Though lesser known than America’s Founding Fathers, articles about these men still show up in Christian blogs, such as several from the Gospel Coalition over the past three years:

The chapters in Walter Lord’s book address specific events, and the various Presidents within the context of these events, including their professed faith.  Theodore Roosevelt was a very moral/law focused president who always saw the political/legal issues of his day from “his own view” of what was right and wrong.  Woodrow Wilson had been the president of Princeton University and described by Lord as a Calvinist (“that inflexible Calvinist streak that ran so deeply in him”).  Very little is said of one-term President Taft, and nothing of his religion; he was a Unitarian.  From additional information online, it turns out that Wilson was from the Presbyterian tradition but a theological liberal, and Roosevelt was ecumenical to the point of including people of other beliefs within his definition of Christianity (a common trait even among early 21st century Christian-professing presidents).
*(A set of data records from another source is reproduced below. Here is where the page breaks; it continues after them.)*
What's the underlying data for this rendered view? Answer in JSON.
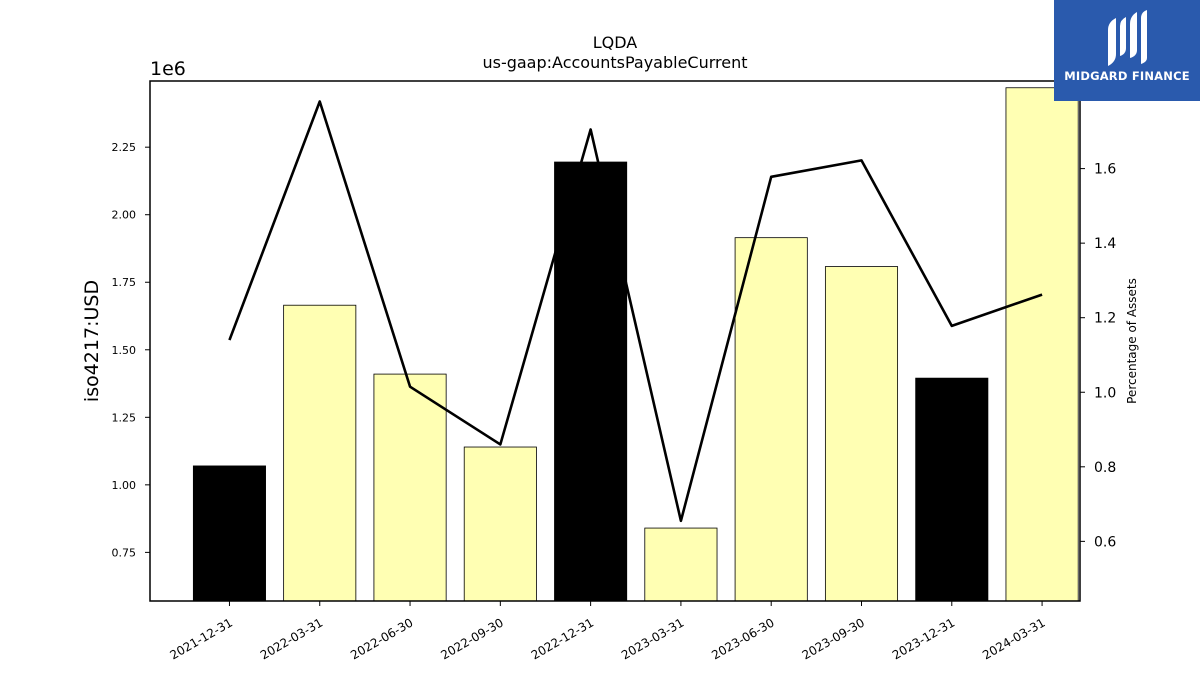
{
  "brand": {
    "name": "MIDGARD FINANCE",
    "color": "#2a5aad"
  },
  "chart_data": {
    "type": "bar",
    "title": "LQDA",
    "subtitle": "us-gaap:AccountsPayableCurrent",
    "ylabel": "iso4217:USD",
    "y2label": "Percentage of Assets",
    "offset_label": "1e6",
    "categories": [
      "2021-12-31",
      "2022-03-31",
      "2022-06-30",
      "2022-09-30",
      "2022-12-31",
      "2023-03-31",
      "2023-06-30",
      "2023-09-30",
      "2023-12-31",
      "2024-03-31"
    ],
    "values": [
      1.07,
      1.665,
      1.41,
      1.14,
      2.195,
      0.84,
      1.915,
      1.808,
      1.395,
      2.47
    ],
    "bar_colors": [
      "#000000",
      "#ffffb3",
      "#ffffb3",
      "#ffffb3",
      "#000000",
      "#ffffb3",
      "#ffffb3",
      "#ffffb3",
      "#000000",
      "#ffffb3"
    ],
    "line_values": [
      1.14,
      1.78,
      1.015,
      0.86,
      1.705,
      0.655,
      1.578,
      1.622,
      1.178,
      1.262
    ],
    "ylim": [
      0.57,
      2.495
    ],
    "y2lim": [
      0.44,
      1.835
    ],
    "yticks": [
      "0.75",
      "1.00",
      "1.25",
      "1.50",
      "1.75",
      "2.00",
      "2.25"
    ],
    "y2ticks": [
      "0.6",
      "0.8",
      "1.0",
      "1.2",
      "1.4",
      "1.6"
    ],
    "grid": false,
    "legend": "none"
  }
}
William McKinley stands out as the only President from this era who made a credible Christian profession, something especially seen in how he faced his own death, glorifying God in his dying days after being shot at close range by anarchist Czolgosz.  He had a good reputation, a generally well-liked and beloved President, a very kind and pious man.  Later history has tended to overlook him, especially after his successor Theodore Roosevelt, and people in our day may disagree about his politics; his view described by Walter Lord:  On the question of annexing the Philippines, he had prayed to God for guidance, and it came to him in the night:  “There was nothing left to do but to take them all and to educate the Filipinos and uplift and Christianize them and by God’s grace to do the very best we could by them as our fellowmen for whom Christ also died.”

The chapter on McKinley is primarily about his assassination, and here McKinley’s godly character really shows forth, as described in these excerpts from Lord’s account:

A few minutes after the shooting, when the President’s men were on the floor tackling the assassin:

Slumped in his chair, McKinley looked up at the scuffle.  Even at a time like this, he couldn’t bear to see anyone hurt.  ‘Go easy with him, boys,’ the President pleaded.

Near his death several days later:

Occasionally, McKinley murmured a few disconnected lines from ‘Nearer My God to Thee,’ once or twice some phrase from a prayer.  The press polished this into an eloquent farewell:  ‘Good-bye all.  It is God’s will.  His will, not ours, be done.’  Later evidence suggests he was not so articulate, but there is no doubt that such were his thoughts.  Dr. Park, who watched the President throughout his illness, was amazed that any man could be so gentle, long after it couldn’t possibly be a pose.

‘Up to this time,’ the doctor recalled years afterward, ‘I’d never really believed that a man could be a good Christian and a good politician.’

It is the great test we all will come to:  how we face our own death; it is something that we know will be met by God’s grace, “dying grace” that is given when it is needed – yet, as Alistair Begg pointed out in a few messages in the “Hand of God: Finding His Care in All Circumstances” series, it is something we need to think about and prepare for, before we can really live, a matter we all must resolve by coming to God and the salvation He gives us in Christ.

McKinley lived the Christian life, as a successful leader, and then died well – kindness expressed that day to the man who had assassinated him, and then continued gentleness, acceptance, and trusting in God’s will for him, throughout the next several days until his death 8 days later.